McMurdo J correctly observed that if the exclusion were to apply whenever the appellant’s product had some impact upon a person or property, which it would not have had if it had fulfilled its intended use, then the extent of the exclusion would be far-reaching. Such an effect was evident from the explanation provided by the respondents, in argument on this appeal, of the cover which would remain were that construction to be upheld.
It is not necessary to resort to the result of the respondents’ construction of the Efficacy Clause upon the extent of the cover which would remain in order to determine its true construction. Its proper operation and effect may be determined by construing its words according to their natural and ordinary meaning, read in light of the Policy.
The question posed by that part of the Efficacy Clause under consideration is whether the liability of the appellant for the damage to the Shrimps’ land arose out of the failure of the seeds to fulfil their use or function. The answer must be “no”. That liability was not caused by the failure of the seeds to produce Jarra grass. It arose by reason of the direct effect of the seeds upon the land. The seeds were so contaminated that Summer grass only was produced. The Efficacy Clause does not apply.
It remains to mention two further matters.
The factual difference with Wyeth, identified by Fraser JA, had to do with the nature of the drug. Since the personal injury claimed involved dependency and associated effects, his Honour considered that allegations must necessarily have been made of the existence of some inherent vice in the drug. Such a circumstance was far removed from injuries resulting from a failure of the drug to fulfil its intended purpose, of curing or preventing illness. It may be observed that in this respect the proper operation of the Efficacy Exclusion Clause has been identified.
His Honour distinguished the present case from Wyeth on the basis that there was nothing inherently harmful in the seeds supplied. The appellant took issue with this observation, given the extent of the contamination. It is not necessary to resolve that issue, for nothing turns upon it. The reasoning in Wyeth did not depend upon what caused the drug to produce the effects complained of. The point is that the injuries complained of, and Wyeth’s liability for them, could not be said to have arisen by reason of the failure of the drug to perform its function or serve the purposes intended.

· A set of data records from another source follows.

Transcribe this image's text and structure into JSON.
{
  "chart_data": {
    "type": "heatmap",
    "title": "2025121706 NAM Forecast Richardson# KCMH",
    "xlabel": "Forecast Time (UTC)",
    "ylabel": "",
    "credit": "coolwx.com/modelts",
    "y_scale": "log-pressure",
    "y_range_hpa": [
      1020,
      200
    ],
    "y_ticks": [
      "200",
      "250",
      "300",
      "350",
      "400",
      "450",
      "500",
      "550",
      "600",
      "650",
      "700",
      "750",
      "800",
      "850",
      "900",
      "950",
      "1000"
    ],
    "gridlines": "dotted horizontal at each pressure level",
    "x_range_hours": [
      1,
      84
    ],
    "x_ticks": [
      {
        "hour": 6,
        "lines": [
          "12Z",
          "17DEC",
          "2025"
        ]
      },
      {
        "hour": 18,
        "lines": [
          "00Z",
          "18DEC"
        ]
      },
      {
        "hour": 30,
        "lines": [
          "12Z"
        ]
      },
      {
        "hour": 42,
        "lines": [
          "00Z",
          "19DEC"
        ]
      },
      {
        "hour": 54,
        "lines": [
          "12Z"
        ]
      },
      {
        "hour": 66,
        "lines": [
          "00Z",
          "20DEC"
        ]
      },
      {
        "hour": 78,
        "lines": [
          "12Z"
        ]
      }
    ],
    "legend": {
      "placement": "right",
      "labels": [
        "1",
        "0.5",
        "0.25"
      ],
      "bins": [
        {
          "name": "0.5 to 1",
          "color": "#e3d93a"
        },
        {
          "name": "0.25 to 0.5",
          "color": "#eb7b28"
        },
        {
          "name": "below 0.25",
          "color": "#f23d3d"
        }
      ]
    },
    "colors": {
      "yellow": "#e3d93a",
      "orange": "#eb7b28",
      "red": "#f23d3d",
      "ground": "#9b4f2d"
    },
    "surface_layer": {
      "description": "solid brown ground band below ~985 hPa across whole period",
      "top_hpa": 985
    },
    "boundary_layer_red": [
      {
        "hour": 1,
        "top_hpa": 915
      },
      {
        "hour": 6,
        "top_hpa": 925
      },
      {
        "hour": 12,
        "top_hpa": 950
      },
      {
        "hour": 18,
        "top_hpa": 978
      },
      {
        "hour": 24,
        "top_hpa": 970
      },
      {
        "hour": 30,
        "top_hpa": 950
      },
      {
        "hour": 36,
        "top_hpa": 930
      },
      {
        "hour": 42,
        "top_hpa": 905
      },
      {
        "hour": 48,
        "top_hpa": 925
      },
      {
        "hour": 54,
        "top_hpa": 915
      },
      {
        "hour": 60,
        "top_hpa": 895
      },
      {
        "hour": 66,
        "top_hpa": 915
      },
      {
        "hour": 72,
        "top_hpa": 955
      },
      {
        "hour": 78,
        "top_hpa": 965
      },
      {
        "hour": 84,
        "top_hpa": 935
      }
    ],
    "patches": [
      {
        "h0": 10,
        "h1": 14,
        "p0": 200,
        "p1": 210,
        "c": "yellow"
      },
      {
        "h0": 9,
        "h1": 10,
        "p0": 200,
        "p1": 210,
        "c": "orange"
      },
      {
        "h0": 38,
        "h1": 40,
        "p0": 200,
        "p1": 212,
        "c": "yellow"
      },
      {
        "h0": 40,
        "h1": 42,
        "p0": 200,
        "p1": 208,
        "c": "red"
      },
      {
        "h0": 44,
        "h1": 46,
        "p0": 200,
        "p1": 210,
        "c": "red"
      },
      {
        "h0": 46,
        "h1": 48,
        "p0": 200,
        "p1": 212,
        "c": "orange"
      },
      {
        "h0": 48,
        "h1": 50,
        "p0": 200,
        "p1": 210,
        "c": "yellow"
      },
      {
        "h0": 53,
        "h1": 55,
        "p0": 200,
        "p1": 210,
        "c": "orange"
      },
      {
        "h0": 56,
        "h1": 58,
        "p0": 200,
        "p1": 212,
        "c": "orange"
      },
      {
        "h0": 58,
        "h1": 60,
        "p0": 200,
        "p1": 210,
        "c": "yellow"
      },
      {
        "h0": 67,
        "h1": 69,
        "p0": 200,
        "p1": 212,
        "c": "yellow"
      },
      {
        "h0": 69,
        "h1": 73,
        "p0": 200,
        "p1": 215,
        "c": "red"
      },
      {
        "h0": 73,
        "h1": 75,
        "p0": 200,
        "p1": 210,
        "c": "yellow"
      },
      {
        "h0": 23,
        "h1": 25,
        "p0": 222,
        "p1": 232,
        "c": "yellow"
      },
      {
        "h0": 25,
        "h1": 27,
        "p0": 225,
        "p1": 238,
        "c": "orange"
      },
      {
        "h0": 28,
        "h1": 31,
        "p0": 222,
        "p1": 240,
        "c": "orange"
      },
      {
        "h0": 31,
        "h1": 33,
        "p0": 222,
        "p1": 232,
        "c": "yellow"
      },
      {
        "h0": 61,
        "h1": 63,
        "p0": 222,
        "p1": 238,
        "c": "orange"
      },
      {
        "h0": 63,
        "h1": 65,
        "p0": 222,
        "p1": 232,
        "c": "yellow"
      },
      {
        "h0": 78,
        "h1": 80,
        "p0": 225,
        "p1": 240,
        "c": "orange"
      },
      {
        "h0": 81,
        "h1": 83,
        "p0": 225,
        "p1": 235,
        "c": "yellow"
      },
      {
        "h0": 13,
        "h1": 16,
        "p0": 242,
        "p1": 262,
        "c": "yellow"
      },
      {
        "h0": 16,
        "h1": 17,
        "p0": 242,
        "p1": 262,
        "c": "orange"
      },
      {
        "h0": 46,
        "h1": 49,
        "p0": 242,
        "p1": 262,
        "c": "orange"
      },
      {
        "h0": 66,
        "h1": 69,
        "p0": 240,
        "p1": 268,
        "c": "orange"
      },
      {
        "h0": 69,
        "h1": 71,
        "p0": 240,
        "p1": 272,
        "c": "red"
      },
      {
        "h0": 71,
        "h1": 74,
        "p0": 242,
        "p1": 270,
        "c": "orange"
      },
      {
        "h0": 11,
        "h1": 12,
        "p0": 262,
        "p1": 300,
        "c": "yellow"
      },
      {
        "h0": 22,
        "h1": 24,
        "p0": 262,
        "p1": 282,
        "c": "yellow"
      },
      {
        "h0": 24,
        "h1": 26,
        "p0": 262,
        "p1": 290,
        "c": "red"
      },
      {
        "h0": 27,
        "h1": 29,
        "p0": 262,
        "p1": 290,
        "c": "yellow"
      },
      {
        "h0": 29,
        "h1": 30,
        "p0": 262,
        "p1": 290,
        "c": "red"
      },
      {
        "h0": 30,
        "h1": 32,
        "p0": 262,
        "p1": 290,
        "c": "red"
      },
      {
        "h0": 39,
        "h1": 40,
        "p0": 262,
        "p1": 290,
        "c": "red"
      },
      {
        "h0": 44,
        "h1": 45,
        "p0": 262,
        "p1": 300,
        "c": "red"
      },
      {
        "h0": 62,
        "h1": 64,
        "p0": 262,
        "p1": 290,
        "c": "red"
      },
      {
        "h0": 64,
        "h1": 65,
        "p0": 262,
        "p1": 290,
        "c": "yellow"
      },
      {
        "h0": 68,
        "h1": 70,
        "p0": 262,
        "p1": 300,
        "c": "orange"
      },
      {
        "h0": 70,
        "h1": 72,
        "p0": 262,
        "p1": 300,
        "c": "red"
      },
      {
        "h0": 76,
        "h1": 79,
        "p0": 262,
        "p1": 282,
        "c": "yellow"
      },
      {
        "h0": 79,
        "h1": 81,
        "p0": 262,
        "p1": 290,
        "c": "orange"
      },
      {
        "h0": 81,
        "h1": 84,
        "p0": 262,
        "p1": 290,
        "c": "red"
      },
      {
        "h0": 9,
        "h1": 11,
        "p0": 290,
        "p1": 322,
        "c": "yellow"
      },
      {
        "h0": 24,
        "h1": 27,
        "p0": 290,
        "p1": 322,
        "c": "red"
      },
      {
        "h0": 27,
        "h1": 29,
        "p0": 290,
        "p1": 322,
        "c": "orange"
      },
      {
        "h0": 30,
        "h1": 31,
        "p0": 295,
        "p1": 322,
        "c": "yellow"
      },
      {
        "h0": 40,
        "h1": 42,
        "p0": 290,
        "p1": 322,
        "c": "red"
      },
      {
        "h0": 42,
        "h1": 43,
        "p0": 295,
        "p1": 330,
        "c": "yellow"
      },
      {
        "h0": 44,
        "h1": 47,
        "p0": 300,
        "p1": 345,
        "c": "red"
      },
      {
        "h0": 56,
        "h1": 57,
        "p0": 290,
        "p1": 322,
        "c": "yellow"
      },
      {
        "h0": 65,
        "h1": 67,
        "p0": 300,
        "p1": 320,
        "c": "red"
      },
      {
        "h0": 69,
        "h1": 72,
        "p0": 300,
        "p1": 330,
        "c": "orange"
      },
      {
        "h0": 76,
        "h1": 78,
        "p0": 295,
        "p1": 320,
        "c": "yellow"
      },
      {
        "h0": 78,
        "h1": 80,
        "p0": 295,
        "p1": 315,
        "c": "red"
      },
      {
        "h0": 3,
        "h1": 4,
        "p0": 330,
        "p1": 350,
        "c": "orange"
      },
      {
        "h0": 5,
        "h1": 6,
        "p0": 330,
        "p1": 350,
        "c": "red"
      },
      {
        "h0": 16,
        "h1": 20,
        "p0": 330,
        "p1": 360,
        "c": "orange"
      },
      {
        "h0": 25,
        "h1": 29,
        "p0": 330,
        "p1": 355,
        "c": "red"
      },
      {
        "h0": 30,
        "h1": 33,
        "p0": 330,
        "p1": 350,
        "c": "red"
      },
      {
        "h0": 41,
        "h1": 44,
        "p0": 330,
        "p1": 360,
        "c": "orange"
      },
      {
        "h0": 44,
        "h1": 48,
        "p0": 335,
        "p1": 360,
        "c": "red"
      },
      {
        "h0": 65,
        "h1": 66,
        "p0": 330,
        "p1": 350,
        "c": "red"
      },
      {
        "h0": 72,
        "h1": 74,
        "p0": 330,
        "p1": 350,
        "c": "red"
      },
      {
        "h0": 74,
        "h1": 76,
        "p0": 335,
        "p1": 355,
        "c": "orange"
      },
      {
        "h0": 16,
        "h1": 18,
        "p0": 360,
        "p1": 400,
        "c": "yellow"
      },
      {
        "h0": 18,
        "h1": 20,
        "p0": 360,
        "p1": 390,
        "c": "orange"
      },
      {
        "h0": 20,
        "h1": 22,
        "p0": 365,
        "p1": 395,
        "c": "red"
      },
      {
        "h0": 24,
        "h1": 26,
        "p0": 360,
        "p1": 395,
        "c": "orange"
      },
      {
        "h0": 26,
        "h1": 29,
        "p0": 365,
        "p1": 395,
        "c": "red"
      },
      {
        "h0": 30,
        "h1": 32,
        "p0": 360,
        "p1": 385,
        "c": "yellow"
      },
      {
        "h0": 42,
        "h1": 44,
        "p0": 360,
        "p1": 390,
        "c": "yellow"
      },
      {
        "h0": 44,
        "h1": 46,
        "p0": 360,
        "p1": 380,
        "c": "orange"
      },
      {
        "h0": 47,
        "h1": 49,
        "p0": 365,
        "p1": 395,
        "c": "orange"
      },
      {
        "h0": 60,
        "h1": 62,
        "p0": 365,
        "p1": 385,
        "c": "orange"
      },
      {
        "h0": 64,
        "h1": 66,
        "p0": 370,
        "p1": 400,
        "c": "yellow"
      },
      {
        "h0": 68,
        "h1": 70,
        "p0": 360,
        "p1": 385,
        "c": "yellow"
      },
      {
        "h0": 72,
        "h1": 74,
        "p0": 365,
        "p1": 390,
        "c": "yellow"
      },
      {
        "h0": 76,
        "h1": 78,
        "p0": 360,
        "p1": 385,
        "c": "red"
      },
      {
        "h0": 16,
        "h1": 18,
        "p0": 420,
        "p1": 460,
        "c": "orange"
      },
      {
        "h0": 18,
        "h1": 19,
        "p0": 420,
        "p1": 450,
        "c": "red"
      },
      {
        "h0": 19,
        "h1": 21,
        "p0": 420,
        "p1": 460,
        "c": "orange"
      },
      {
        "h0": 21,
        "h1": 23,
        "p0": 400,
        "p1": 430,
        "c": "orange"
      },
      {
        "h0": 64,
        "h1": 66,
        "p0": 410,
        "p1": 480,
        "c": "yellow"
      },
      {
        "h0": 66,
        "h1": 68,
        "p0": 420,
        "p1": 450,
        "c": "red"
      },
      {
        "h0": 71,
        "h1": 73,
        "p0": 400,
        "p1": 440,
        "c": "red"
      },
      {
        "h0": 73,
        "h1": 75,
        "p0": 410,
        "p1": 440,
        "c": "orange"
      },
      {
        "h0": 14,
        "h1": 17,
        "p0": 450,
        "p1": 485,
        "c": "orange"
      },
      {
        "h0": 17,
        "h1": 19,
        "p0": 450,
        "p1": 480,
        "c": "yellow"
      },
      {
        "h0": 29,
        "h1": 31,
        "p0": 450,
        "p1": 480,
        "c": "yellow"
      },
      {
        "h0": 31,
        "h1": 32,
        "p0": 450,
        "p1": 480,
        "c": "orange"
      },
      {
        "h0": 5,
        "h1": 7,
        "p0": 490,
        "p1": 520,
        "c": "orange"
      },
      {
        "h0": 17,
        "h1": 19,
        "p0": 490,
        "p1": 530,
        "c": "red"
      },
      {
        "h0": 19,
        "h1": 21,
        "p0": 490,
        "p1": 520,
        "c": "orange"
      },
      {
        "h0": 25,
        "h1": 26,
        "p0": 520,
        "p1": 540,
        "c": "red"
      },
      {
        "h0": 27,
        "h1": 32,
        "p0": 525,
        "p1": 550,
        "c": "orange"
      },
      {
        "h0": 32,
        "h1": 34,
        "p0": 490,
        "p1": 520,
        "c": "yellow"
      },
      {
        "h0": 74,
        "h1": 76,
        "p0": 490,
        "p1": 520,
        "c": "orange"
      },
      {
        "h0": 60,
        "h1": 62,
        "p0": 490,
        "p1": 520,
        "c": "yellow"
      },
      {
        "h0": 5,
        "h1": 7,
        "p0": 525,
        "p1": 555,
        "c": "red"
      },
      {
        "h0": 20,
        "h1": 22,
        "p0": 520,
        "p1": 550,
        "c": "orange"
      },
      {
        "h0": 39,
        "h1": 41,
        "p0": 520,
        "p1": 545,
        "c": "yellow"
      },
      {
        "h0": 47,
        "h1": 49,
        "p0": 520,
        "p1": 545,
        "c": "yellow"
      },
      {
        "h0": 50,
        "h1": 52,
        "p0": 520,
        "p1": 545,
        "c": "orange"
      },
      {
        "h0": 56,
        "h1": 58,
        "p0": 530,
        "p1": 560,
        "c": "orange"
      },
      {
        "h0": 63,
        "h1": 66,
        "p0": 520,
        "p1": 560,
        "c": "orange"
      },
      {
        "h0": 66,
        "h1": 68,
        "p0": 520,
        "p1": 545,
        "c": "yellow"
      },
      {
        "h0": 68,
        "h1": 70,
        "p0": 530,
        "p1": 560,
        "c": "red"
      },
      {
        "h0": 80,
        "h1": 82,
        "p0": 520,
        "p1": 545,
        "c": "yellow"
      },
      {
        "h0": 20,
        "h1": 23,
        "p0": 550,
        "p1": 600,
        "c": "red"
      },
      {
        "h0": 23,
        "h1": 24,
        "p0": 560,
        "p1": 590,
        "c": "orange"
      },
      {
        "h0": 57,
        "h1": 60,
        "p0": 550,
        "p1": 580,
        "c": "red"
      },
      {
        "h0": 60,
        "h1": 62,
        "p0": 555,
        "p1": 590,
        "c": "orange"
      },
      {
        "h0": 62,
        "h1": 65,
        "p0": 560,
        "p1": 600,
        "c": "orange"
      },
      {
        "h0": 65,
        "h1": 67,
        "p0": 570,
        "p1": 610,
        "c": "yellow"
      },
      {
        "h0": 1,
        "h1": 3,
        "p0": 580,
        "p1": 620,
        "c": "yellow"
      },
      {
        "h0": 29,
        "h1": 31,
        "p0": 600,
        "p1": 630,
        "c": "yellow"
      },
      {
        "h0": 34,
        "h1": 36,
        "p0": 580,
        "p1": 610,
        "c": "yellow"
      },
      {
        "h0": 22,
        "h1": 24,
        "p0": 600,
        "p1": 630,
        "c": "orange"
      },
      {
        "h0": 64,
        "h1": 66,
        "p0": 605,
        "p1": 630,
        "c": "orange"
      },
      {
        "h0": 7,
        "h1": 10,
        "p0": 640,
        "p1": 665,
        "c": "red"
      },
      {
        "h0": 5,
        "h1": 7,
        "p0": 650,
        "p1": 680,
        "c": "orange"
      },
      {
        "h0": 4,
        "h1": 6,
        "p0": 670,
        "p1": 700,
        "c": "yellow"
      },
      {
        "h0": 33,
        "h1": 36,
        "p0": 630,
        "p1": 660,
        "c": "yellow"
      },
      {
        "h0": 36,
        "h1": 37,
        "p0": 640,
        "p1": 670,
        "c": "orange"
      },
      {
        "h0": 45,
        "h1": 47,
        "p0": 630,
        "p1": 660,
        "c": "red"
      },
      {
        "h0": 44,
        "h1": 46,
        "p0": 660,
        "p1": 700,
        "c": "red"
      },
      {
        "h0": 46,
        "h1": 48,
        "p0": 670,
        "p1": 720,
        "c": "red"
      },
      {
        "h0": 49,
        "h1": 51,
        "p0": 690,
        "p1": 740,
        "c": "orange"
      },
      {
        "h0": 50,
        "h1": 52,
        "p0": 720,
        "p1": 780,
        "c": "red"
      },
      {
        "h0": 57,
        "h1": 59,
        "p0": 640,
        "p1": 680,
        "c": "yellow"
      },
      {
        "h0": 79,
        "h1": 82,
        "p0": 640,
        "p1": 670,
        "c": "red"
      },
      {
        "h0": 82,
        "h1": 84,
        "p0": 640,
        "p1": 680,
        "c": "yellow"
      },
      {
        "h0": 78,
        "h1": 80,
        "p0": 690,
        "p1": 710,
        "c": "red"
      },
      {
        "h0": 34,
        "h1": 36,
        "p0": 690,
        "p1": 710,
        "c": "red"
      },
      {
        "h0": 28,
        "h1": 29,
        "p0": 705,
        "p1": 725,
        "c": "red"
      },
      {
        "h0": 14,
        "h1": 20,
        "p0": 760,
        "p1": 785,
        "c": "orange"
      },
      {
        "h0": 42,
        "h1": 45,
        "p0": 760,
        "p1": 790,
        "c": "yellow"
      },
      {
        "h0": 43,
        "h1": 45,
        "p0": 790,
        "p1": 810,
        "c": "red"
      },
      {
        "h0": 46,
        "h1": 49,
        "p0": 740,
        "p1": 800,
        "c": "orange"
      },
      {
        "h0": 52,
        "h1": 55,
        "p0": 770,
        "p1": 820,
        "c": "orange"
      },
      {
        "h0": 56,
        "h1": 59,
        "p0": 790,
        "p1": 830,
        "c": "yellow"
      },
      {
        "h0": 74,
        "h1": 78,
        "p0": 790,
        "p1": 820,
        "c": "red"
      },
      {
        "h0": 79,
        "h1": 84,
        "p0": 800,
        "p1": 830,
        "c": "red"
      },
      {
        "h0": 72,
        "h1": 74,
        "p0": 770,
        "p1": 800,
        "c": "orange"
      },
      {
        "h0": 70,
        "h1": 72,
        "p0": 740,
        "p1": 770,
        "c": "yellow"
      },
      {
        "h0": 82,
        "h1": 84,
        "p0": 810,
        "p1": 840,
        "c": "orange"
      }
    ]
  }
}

Reference has earlier been made to the representation, which it was agreed had been made by the appellant, that the seed was Jarra grass. It may be taken to incorporate the further representation that Jarra grass and seed would be grown.
The respondents sought to characterise the representation as one as to the quality, fitness or performance of the seeds, and so bring it within the latter part of the second limb of the Efficacy Clause. Such a contention had been raised in the Court of Appeal, but the Court, understandably, did not take it up in its reasons. The representation says nothing about specific attributes of the seed, which is what representations as to quality may be taken to convey. It says nothing of the fitness or performance of the seed. Moreover, the Efficacy Clause makes it plain that what it is concerned to exclude are representations which concern “the level” of the product’s quality, fitness or performance. No such representation was made.